Beginning to Read – Day 3

Posted on August 17th, 2011 by Carolyn Hart in Carolyn Hart's Early Literacy Presentations for Parents and Professionals


The children who attended Beginning to Read today thoroughly enjoyed today’s story by William Steig, Pete’s a Pizza

When a sudden rainstorm spoil’s Pete’s plans, he is grumpy and sad. His dad decides that he ought to be made into a pizza! He kneeds Pete and stretches him, covers him with oil and adds tomatoes and cheese. Before long, the pizza is hot and ready to be sliced.
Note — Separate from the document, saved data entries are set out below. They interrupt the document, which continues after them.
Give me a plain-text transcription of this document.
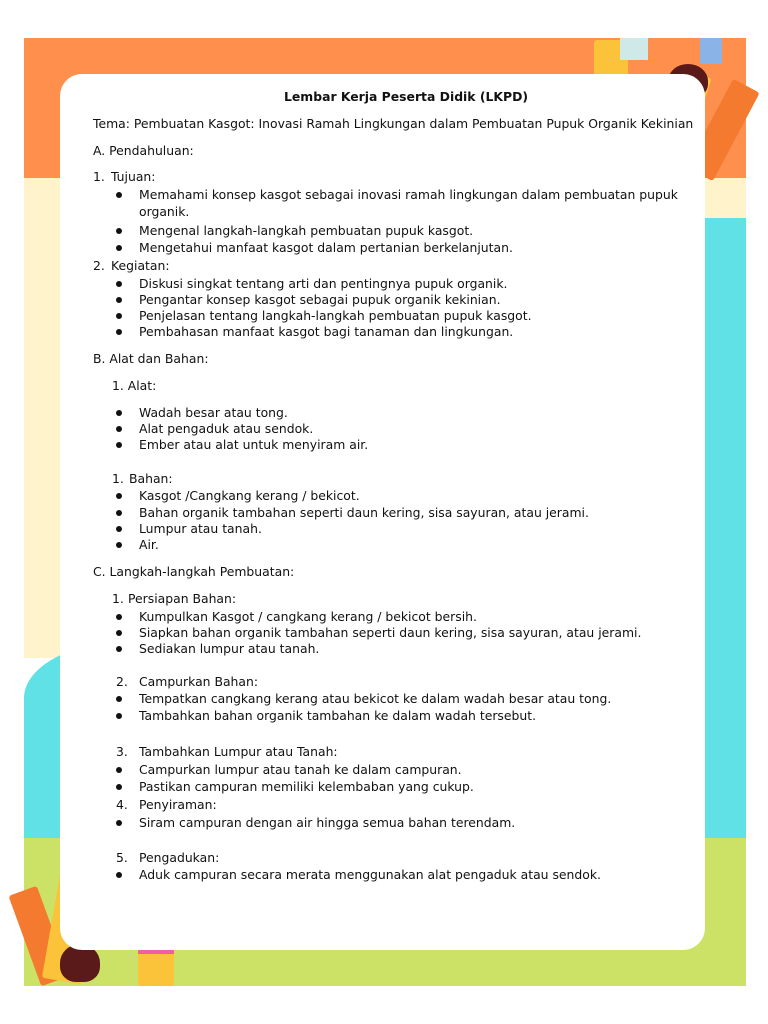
Lembar Kerja Peserta Didik (LKPD)
Tema: Pembuatan Kasgot: Inovasi Ramah Lingkungan dalam Pembuatan Pupuk Organik Kekinian
A. Pendahuluan:
1. Tujuan:
Memahami konsep kasgot sebagai inovasi ramah lingkungan dalam pembuatan pupuk
organik.
Mengenal langkah-langkah pembuatan pupuk kasgot.
Mengetahui manfaat kasgot dalam pertanian berkelanjutan.
2. Kegiatan:
Diskusi singkat tentang arti dan pentingnya pupuk organik.
Pengantar konsep kasgot sebagai pupuk organik kekinian.
Penjelasan tentang langkah-langkah pembuatan pupuk kasgot.
Pembahasan manfaat kasgot bagi tanaman dan lingkungan.
B. Alat dan Bahan:
1. Alat:
Wadah besar atau tong.
Alat pengaduk atau sendok.
Ember atau alat untuk menyiram air.
1. Bahan:
Kasgot /Cangkang kerang / bekicot.
Bahan organik tambahan seperti daun kering, sisa sayuran, atau jerami.
Lumpur atau tanah.
Air.
C. Langkah-langkah Pembuatan:
1. Persiapan Bahan:
Kumpulkan Kasgot / cangkang kerang / bekicot bersih.
Siapkan bahan organik tambahan seperti daun kering, sisa sayuran, atau jerami.
Sediakan lumpur atau tanah.
2. Campurkan Bahan:
Tempatkan cangkang kerang atau bekicot ke dalam wadah besar atau tong.
Tambahkan bahan organik tambahan ke dalam wadah tersebut.
3. Tambahkan Lumpur atau Tanah:
Campurkan lumpur atau tanah ke dalam campuran.
Pastikan campuran memiliki kelembaban yang cukup.
4. Penyiraman:
Siram campuran dengan air hingga semua bahan terendam.
5. Pengadukan:
Aduk campuran secara merata menggunakan alat pengaduk atau sendok.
During today’s Beginning to Read class we talked quite alot about opposites. We began with ‘easy’ opposites (hot/cold, wet/dry/ big/small, happy/sad, inside/outside), moved onto slightly more challenging opposites (push/pull, empty/full, night/day, tall/short, true/false) and, finally, tried some ‘difficult’ opposites (warm/cool, always/never, man/woman).

Today’s Word Family was “ed” (Ed, Bed, fed, led, red, Ted). The tricky words were fled, newlywed and shred. We have many word family printables on this website, follow the link for more information.
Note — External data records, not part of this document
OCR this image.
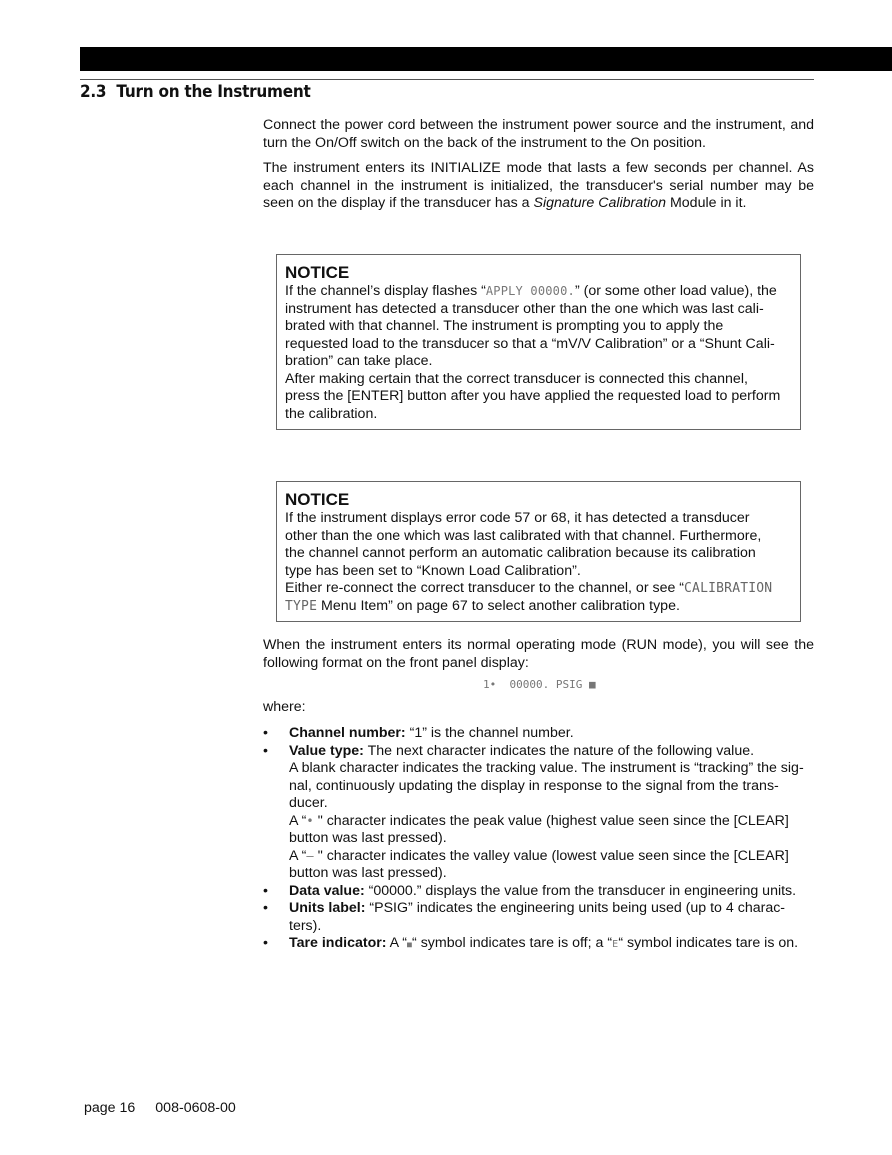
2.3 Turn on the Instrument

Connect the power cord between the instrument power source and the instrument, and turn the On/Off switch on the back of the instrument to the On position.

The instrument enters its INITIALIZE mode that lasts a few seconds per channel. As each channel in the instrument is initialized, the transducer's serial number may be seen on the display if the transducer has a Signature Calibration Module in it.

NOTICE

If the channel’s display flashes “APPLY 00000.” (or some other load value), the

instrument has detected a transducer other than the one which was last cali-

brated with that channel. The instrument is prompting you to apply the

requested load to the transducer so that a “mV/V Calibration” or a “Shunt Cali-

bration” can take place.

After making certain that the correct transducer is connected this channel,

press the [ENTER] button after you have applied the requested load to perform

the calibration.

NOTICE

If the instrument displays error code 57 or 68, it has detected a transducer

other than the one which was last calibrated with that channel. Furthermore,

the channel cannot perform an automatic calibration because its calibration

type has been set to “Known Load Calibration”.

Either re-connect the correct transducer to the channel, or see “CALIBRATION

TYPE Menu Item” on page 67 to select another calibration type.

When the instrument enters its normal operating mode (RUN mode), you will see the following format on the front panel display:

1•  00000. PSIG ■

where:

• Channel number: “1” is the channel number.
• Value type: The next character indicates the nature of the following value.
A blank character indicates the tracking value. The instrument is “tracking” the sig-
nal, continuously updating the display in response to the signal from the trans-
ducer.
A “• " character indicates the peak value (highest value seen since the [CLEAR]
button was last pressed).
A “– " character indicates the valley value (lowest value seen since the [CLEAR]
button was last pressed).
• Data value: “00000.” displays the value from the transducer in engineering units.
• Units label: “PSIG” indicates the engineering units being used (up to 4 charac-
ters).
• Tare indicator: A “■“ symbol indicates tare is off; a “E“ symbol indicates tare is on.

page 16 008-0608-00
We also looked for some easy Sight Words. Sight Words are also known as “Instant Word” and sometimes referred to as “Dolch Words.” They are high frequency words that beginning readers are encouraged to memorize (we, my, see, go, and, etc.) For the children who are already reading sight words, this was a reading activity. For the children who are not yet reading sight words, it was a matching activity. If you are interested, you can download sight word lists from our download page.

We played a mixed up alphabet game . Each child had two, three or four cards. Each card read, “I have ___. Who has ___?” The child with “I have A. Who has L?” started us off. The child with “I have L. Who has U?” read his/her card next. Basically, the children were listening for the letter names, checking to see if they had the letter and reading aloud when it was their turn. Very good fun – many of the children would like to play the game again.
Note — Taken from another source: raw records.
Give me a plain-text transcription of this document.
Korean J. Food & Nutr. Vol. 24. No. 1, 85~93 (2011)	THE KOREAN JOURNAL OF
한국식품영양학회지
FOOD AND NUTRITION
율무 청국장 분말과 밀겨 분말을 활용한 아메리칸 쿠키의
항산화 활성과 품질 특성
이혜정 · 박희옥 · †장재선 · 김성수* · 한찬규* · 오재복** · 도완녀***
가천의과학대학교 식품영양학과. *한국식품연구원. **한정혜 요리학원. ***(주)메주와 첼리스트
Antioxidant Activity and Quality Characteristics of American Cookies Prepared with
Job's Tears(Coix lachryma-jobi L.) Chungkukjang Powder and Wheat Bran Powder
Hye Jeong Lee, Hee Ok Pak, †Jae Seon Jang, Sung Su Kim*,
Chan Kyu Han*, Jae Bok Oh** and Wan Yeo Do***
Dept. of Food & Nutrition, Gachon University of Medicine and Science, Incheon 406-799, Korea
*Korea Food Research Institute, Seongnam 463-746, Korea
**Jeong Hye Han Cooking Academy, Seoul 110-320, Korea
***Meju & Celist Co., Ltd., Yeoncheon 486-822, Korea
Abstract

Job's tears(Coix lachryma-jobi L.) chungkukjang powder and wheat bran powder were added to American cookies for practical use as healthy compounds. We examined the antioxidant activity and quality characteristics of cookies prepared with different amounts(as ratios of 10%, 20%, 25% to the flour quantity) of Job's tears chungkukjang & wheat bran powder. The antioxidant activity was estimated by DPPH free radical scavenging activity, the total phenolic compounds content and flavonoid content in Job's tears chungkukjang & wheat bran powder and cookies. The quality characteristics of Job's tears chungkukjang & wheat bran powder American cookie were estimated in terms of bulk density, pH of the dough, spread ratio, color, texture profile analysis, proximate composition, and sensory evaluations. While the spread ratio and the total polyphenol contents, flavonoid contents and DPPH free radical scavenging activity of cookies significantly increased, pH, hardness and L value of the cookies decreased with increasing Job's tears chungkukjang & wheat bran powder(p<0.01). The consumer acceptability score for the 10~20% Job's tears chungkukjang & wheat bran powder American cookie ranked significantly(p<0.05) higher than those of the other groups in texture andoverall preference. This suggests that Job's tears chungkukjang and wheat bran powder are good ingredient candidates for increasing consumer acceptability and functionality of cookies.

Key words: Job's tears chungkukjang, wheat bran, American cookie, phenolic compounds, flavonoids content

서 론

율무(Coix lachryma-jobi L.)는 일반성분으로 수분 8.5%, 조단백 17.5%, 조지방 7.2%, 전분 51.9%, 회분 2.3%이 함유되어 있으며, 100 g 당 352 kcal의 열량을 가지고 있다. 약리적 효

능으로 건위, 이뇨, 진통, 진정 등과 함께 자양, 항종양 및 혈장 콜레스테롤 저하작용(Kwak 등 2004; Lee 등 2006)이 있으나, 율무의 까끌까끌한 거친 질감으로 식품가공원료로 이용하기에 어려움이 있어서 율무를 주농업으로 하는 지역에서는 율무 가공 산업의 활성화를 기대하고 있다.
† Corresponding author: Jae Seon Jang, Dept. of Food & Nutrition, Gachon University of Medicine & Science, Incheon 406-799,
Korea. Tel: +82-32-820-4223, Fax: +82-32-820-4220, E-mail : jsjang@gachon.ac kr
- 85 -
Finally, we used Elkonin boxes. The children listened to words and decided whether a letter sound was at the beginning, middle or end of a word. As an example, I asked the children to listen for the /S/ sound. When I said, “Snake,” they should have identified that the /S/ sound was at the beginning of the word. When I said, “Pigs,” they should have noticed that the /S/ sound was at the end of the word. When I said, “Icicle,” they should have noticed that the /S/ sound was in the middle of the word. Note: this is a listening activity – whether the /S/ is made by a “S” or a “C” is unimportant. Children will normally hear the beginning sounds most easily, the middle sounds are the most difficult to hear. Children who learn to hear the sounds and notice when they occur will use this skill when spelling, writing and reading. This is a skill you can work on anytime, anywhere.